体罰によらない子育てのあり方を考える国の検討会発足

2019年09月09日
恵泉女学園大学学長 大日向雅美

先週の9月3日、国の「体罰等によらない子育ての推進に関する検討会」が発足しました。

昨年、目黒区で、今年は野田市と出水市で、幼い子どもが虐待で命を奪われるという痛ましい事件が続いています。さらに、昨年度の虐待相談件数は15万9850件。調査が始まった1990年度の1101件に比べて、その急増ぶりには胸ふさがる思いです。

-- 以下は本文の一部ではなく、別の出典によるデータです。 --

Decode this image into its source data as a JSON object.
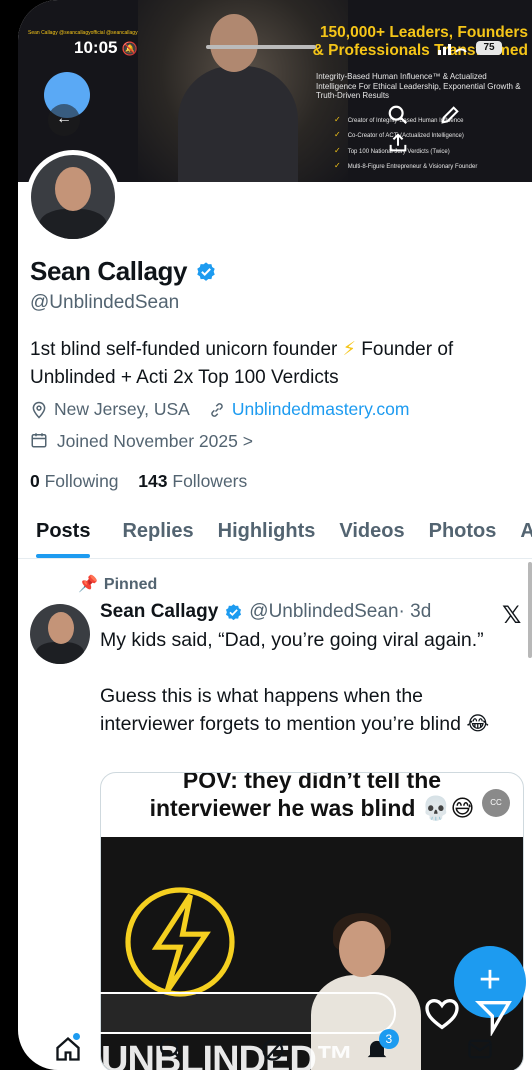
{
  "status_bar": {
    "time": "10:05",
    "battery": "75"
  },
  "banner": {
    "headline_line1": "150,000+ Leaders, Founders",
    "headline_line2": "& Professionals Transformed",
    "subtitle": "Integrity-Based Human Influence™ & Actualized Intelligence For Ethical Leadership, Exponential Growth & Truth-Driven Results",
    "bullets": [
      "Creator of Integrity-Based Human Influence",
      "Co-Creator of ACTi (Actualized Intelligence)",
      "Top 100 National Jury Verdicts (Twice)",
      "Multi-8-Figure Entrepreneur & Visionary Founder"
    ],
    "social_handles": "Sean Callagy  @seancallagyofficial  @seancallagy"
  },
  "profile": {
    "name": "Sean Callagy",
    "handle": "@UnblindedSean",
    "bio_part1": "1st blind self-funded unicorn founder ",
    "bio_bolt": "⚡",
    "bio_part2": " Founder of Unblinded + Acti 2x Top 100 Verdicts",
    "location": "New Jersey, USA",
    "website": "Unblindedmastery.com",
    "joined": "Joined November 2025",
    "following_count": "0",
    "following_label": "Following",
    "followers_count": "143",
    "followers_label": "Followers"
  },
  "tabs": [
    {
      "label": "Posts"
    },
    {
      "label": "Replies"
    },
    {
      "label": "Highlights"
    },
    {
      "label": "Videos"
    },
    {
      "label": "Photos"
    },
    {
      "label": "Articles"
    }
  ],
  "post": {
    "pinned_label": "Pinned",
    "author_name": "Sean Callagy",
    "author_handle": "@UnblindedSean",
    "time": "· 3d",
    "text_p1": "My kids said, “Dad, you’re going viral again.”",
    "text_p2": "Guess this is what happens when the interviewer forgets to mention you’re blind 😂",
    "media_caption_line1": "POV: they didn’t tell the",
    "media_caption_line2": "interviewer he was blind 💀😅",
    "media_brand": "UNBLINDED™",
    "cc_label": "CC"
  },
  "bottom_nav": {
    "notifications_badge": "3"
  },
  "colors": {
    "accent": "#1d9bf0",
    "banner_gold": "#f5c518",
    "secondary_text": "#536471"
  }
}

こうした中、本年3月に児童虐待防止対策の強化を図るための児童福祉法等の一部が改正され、来年4月1日から施行の運びとなりました。
この改正の中で、"親権者は、児童のしつけに際して体罰を加えてはならないこととする"と明記されていますが、これが親の間に不安と混乱を高めていることも事実です。
たとえば、言葉によるコミュニケ―ションが十分できない乳幼児期に、してはいけないことや危険なことをどう教えたら良いのかと戸惑い、あるいは、手のかかる盛りの乳幼児期の子育てに疲弊して、思わず手を挙げてしまうことも、多くの親が経験していることでしょう。自身のいたらなさを反省し苦悩している親たちを、法律がさらに追い詰めることはないのか等々の不安もあります。

児童福祉法改正が指摘していることの重要性の一方で、親の育児不安の軽減もまた急務とされる中、本検討会は、"体罰の範囲や体罰禁止に関する考え方を示したガイドライン等を作成し、国民や関係者にわかりやすく普及するとともに、保護者に対する支援策もあわせて周知を行うなど、体罰等によらない子育てを推進するための検討を行う"ことが求められた訳です。

年内のとりまとめを託された本検討会で私は座長の任を担うこととなりましたが、それに際して、改めて思い出されるのが、1979年に"子どもへの体罰と屈辱的な扱いの禁止を盛り込んだ親子法改正案"をほぼ満場一致で国会で可決したスウェーデンの事例です。世界で初めての体罰禁止でしたが、このムーブメントに貢献した数多くの著名人の中で、私がとりわけ胸動かされるのが、『長くつ下のピッピ』の作者で知られるアストリッド・リンドグレーン(Astrid Lindgren)さんのスピーチです。

リンドグレーンさんがある高齢の女性から聞いた話として語った一節を引用します。

・・・その女性がまだ若い母親だった頃、しつけのためには子どもを叩く必要があるという話を耳にしました。ある日、幼い息子が罰に値すると思えることをしたので、女性は「森に行って、お母さんがお前を叩くのに使う樺の枝を見つけてきなさい」と言い渡しました。
男の子はなかなか戻ってきませんでしたが、ついに泣きながら帰ってきて、こう言いました。"樺の枝は見つからなかったけど、石を持ってきたよ。これを僕にぶつければいいよ"。
そのとき突然、母親は息子の視点から状況が見えるようになり、涙があふれてきました。男の子はきっとこう思ったのでしょう。"お母さんは僕を傷つけたいのだから、石だって使うだろう"。母親は息子を抱きしめ、2人でしばらく泣きました。そして、台所の棚の上に石を置き、いつもそれを見て、このとき立てた一生の誓いを思い出しました。その誓いとは、決して暴力を振るわないということでした。・・・・

『子供に対する暴力のない社会をめざして 体罰を廃止したスウェーデン35年の歩み』
Save the Children 2014より引用

そもそも"体罰を用いない子育てとは? 体罰としつけとの境界はどう引いたら良いのか?
非常に難しい議論が交わされることと思いますが、委員の方々と力を合わせて議論を尽くしたいと思います。

時代や国、社会の状況によって、親子関係もまたさまざまですが、"子どもは愛されるために生まれてくること。愛された子どもは、愛することを学ぶ"ことは変わらぬ真実です。

なお、間もなく始まる秋学期で、私は「親子関係学」を担当いたします。近年、親子関係がさまざまに課題を持つ中、虐待問題には学生たちも高い関心を寄せています。若い学生たちの声もまた検討会の議論に反映していけたら、と願っております。